THE public decision by National Australia Bank to ditch its Clydesdale Bank and Yorkshire Bank subsidiaries is surely one of the longest and most predictable corporate divorces in history. The significant under-performance of NAB UK compared to the parent group’s more lucrative business in Australia and New Zealand has been long-running.
That led to chronic, in all senses, pressure from institutional investors for NAB to cut its losses in Britain after well over two decades here, and invest capital nearer to home where the returns were palpably better.
For a while, that disillusionment both internally and externally with NAB’s UK foray had as much to do with more attractive banking conditions Down Under than anything Clydesdale and Yorkshire were doing particularly wrong over here.
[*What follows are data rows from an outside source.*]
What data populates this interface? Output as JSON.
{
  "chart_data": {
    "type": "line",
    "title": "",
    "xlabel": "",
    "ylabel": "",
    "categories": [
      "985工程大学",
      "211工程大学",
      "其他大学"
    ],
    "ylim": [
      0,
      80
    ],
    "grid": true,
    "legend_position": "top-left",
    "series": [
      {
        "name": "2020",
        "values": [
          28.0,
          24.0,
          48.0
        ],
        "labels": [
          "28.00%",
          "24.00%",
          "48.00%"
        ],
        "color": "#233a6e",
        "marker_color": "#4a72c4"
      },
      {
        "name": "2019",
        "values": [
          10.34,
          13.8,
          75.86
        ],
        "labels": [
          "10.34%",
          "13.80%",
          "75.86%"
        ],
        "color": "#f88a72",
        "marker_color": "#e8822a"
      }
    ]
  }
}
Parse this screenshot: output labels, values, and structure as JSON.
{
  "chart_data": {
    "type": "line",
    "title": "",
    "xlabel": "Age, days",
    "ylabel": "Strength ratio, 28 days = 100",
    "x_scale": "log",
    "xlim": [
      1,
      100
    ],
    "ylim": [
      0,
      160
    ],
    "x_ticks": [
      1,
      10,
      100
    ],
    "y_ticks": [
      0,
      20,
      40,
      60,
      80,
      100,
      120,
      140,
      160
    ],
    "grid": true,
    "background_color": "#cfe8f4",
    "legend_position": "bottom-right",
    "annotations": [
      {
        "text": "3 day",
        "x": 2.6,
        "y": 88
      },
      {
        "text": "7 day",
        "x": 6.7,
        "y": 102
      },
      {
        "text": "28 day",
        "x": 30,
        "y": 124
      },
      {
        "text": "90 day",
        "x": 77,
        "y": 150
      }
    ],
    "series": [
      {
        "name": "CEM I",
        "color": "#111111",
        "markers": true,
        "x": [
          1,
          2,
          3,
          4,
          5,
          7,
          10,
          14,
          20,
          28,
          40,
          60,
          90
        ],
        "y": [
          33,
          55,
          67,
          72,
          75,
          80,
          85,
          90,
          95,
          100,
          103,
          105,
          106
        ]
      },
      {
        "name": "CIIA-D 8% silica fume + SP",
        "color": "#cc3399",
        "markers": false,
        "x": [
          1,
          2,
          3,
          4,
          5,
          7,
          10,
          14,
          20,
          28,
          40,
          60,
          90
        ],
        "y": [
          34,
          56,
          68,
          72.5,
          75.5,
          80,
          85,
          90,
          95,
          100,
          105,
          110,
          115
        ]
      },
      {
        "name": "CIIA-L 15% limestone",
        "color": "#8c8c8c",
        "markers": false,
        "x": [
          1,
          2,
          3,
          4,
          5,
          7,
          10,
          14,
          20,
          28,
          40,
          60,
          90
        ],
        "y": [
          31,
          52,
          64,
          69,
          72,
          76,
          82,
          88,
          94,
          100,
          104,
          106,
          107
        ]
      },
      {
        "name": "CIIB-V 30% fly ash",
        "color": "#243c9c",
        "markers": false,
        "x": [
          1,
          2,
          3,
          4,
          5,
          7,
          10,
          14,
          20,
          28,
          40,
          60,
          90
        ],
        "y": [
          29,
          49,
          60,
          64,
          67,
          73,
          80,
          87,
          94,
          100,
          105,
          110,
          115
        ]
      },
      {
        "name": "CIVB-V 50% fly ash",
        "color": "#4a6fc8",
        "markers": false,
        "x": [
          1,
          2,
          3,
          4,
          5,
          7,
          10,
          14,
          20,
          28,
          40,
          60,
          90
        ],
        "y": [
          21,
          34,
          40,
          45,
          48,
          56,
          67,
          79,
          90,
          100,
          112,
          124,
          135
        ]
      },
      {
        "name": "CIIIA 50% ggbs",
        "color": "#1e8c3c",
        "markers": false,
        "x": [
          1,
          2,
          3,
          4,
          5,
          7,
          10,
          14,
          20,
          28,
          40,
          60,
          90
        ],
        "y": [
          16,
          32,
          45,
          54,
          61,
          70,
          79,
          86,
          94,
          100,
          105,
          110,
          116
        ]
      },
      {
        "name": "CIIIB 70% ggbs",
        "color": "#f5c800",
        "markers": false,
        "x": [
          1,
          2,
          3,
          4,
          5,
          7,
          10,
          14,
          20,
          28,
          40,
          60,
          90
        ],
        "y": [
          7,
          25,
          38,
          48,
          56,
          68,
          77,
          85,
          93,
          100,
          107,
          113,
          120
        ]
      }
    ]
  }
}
Those banks did the simple things well, from mortgage lending to small business lending, with some icing on the cake provided by advice to the owners of those small businesses on the management of their private wealth.
However, the gradual growing doubt about the value of the UK arm compared to operations in Australasia was exacerbated when it became clear through a set of massive provisions over years that NAB UK was involved in the mis-selling scandals as well.
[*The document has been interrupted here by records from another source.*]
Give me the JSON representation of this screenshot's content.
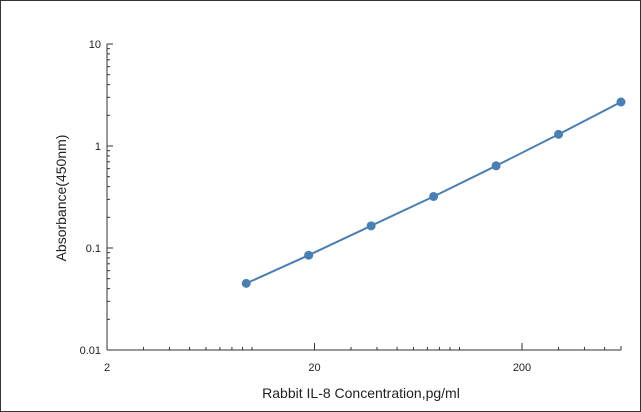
{
  "chart_data": {
    "type": "line",
    "title": "",
    "xlabel": "Rabbit IL-8 Concentration,pg/ml",
    "ylabel": "Absorbance(450nm)",
    "x_scale": "log",
    "y_scale": "log",
    "xlim": [
      2,
      600
    ],
    "ylim": [
      0.01,
      10
    ],
    "x_ticks": [
      {
        "value": 2,
        "label": "2"
      },
      {
        "value": 20,
        "label": "20"
      },
      {
        "value": 200,
        "label": "200"
      }
    ],
    "y_ticks": [
      {
        "value": 0.01,
        "label": "0.01"
      },
      {
        "value": 0.1,
        "label": "0.1"
      },
      {
        "value": 1,
        "label": "1"
      },
      {
        "value": 10,
        "label": "10"
      }
    ],
    "grid": false,
    "legend": "none",
    "line_color": "#4a7fb5",
    "series": [
      {
        "x": [
          9.375,
          18.75,
          37.5,
          75,
          150,
          300,
          600
        ],
        "values": [
          0.045,
          0.085,
          0.165,
          0.32,
          0.64,
          1.3,
          2.7
        ]
      }
    ]
  }
}
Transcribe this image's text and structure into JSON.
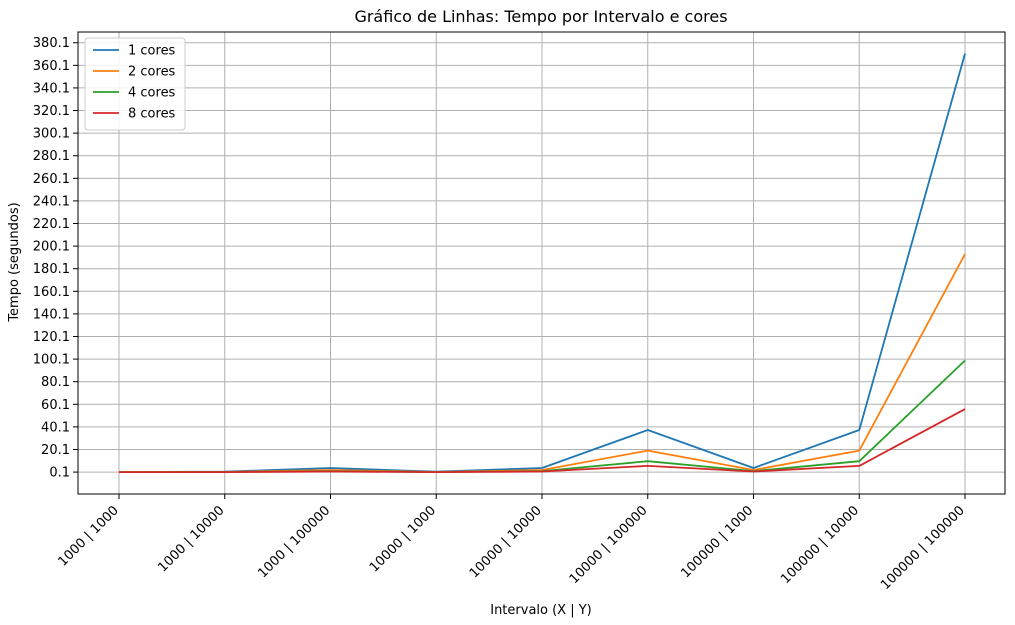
{
  "chart_data": {
    "type": "line",
    "title": "Gráfico de Linhas: Tempo por Intervalo e cores",
    "xlabel": "Intervalo (X | Y)",
    "ylabel": "Tempo (segundos)",
    "categories": [
      "1000 | 1000",
      "1000 | 10000",
      "1000 | 100000",
      "10000 | 1000",
      "10000 | 10000",
      "10000 | 100000",
      "100000 | 1000",
      "100000 | 10000",
      "100000 | 100000"
    ],
    "yticks": [
      "0.1",
      "20.1",
      "40.1",
      "60.1",
      "80.1",
      "100.1",
      "120.1",
      "140.1",
      "160.1",
      "180.1",
      "200.1",
      "220.1",
      "240.1",
      "260.1",
      "280.1",
      "300.1",
      "320.1",
      "340.1",
      "360.1",
      "380.1"
    ],
    "ylim": [
      -19.3,
      389.6
    ],
    "grid": true,
    "legend_position": "top-left",
    "series": [
      {
        "name": "1 cores",
        "color": "#1f77b4",
        "values": [
          0.1,
          0.5,
          3.7,
          0.4,
          3.7,
          37.3,
          3.7,
          37.3,
          370.5
        ]
      },
      {
        "name": "2 cores",
        "color": "#ff7f0e",
        "values": [
          0.1,
          0.3,
          1.9,
          0.2,
          1.9,
          19.1,
          1.9,
          19.1,
          193.0
        ]
      },
      {
        "name": "4 cores",
        "color": "#2ca02c",
        "values": [
          0.1,
          0.2,
          1.0,
          0.1,
          1.0,
          9.7,
          1.0,
          9.7,
          98.9
        ]
      },
      {
        "name": "8 cores",
        "color": "#d62728",
        "values": [
          0.1,
          0.1,
          0.6,
          0.1,
          0.6,
          5.6,
          0.6,
          5.6,
          55.8
        ]
      }
    ]
  }
}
Most notably, these were payment protection insurance (PPI) mis-selling and inappropriate selling of interest rate hedging products to small businesses. The business also took a bath on property loans that soured.
Many hundreds of millions of pounds in charges were involved. It must have looked from head office in Australia, a country where some of the bank mis-selling controversies in the UK and treatment of customers generally here is looked at with some incredulity, that it not only had an under-performing subsidiary but also one not untainted by the tarnished industry zeitgeist over here.
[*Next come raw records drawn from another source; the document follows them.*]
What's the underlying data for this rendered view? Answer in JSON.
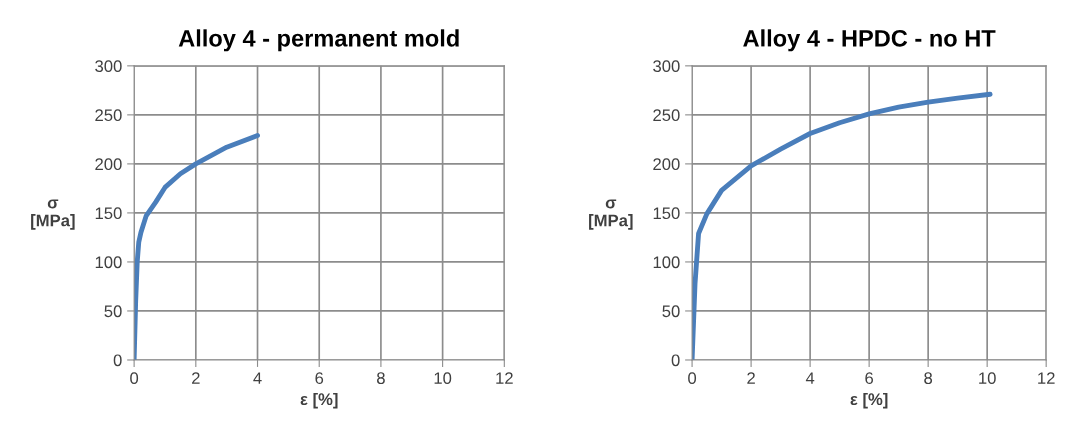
{
  "chart_data": [
    {
      "type": "line",
      "title": "Alloy 4 - permanent mold",
      "xlabel": "ε [%]",
      "ylabel": "σ\n[MPa]",
      "xlim": [
        0,
        12
      ],
      "xticks": [
        0,
        2,
        4,
        6,
        8,
        10,
        12
      ],
      "ylim": [
        0,
        300
      ],
      "yticks": [
        0,
        50,
        100,
        150,
        200,
        250,
        300
      ],
      "grid": true,
      "legend": false,
      "series": [
        {
          "color": "#4a7ebb",
          "x": [
            0,
            0.05,
            0.1,
            0.15,
            0.22,
            0.39,
            0.7,
            1,
            1.5,
            2,
            3,
            4
          ],
          "values": [
            0,
            60,
            100,
            120,
            130,
            147,
            161,
            176,
            190,
            200,
            217,
            229
          ]
        }
      ]
    },
    {
      "type": "line",
      "title": "Alloy 4 - HPDC - no HT",
      "xlabel": "ε [%]",
      "ylabel": "σ\n[MPa]",
      "xlim": [
        0,
        12
      ],
      "xticks": [
        0,
        2,
        4,
        6,
        8,
        10,
        12
      ],
      "ylim": [
        0,
        300
      ],
      "yticks": [
        0,
        50,
        100,
        150,
        200,
        250,
        300
      ],
      "grid": true,
      "legend": false,
      "series": [
        {
          "color": "#4a7ebb",
          "x": [
            0,
            0.1,
            0.22,
            0.5,
            1,
            2,
            3,
            4,
            5,
            6,
            7,
            8,
            9,
            10.1
          ],
          "values": [
            0,
            78,
            129,
            149,
            173,
            198,
            215,
            231,
            242,
            251,
            258,
            263,
            267,
            271
          ]
        }
      ]
    }
  ]
}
After years of confusingly strong signals to the market that NAB wanted out of Clydesdale and Yorkshire, but without any follow-through, the key seems to have been new chief executive Andrew Thorburn coming on board last summer.
He decided quickly that it was time to exit the UK sooner rather than later, particularly as the parent helped to clean up NAB UK’s balance sheet to make it more palatable to trade buyers, private equity or stock market investors.
Indeed, the sheer bluntness of Thorburn’s statement that quitting the UK is an “absolute priority” shows how much the parent has run out of patience that it is placing itself in a weak position in securing the best terms for any divestment route.
You would want to play corporate poker with an NAB management in this transparently frustrated mood of putting all its disillusioned cards on the table.
And for Clydesdale and Yorkshire? With a largely cleaned up balance sheet and better underlying profitability, it is arguably better off independent than with an understandably unsympathetic parent thousands of miles away.
That’s one scenario. The other is maybe for one of the new challenger banks (TSB springs particularly to mind) to see the established branch network as a very quick way to expand market share.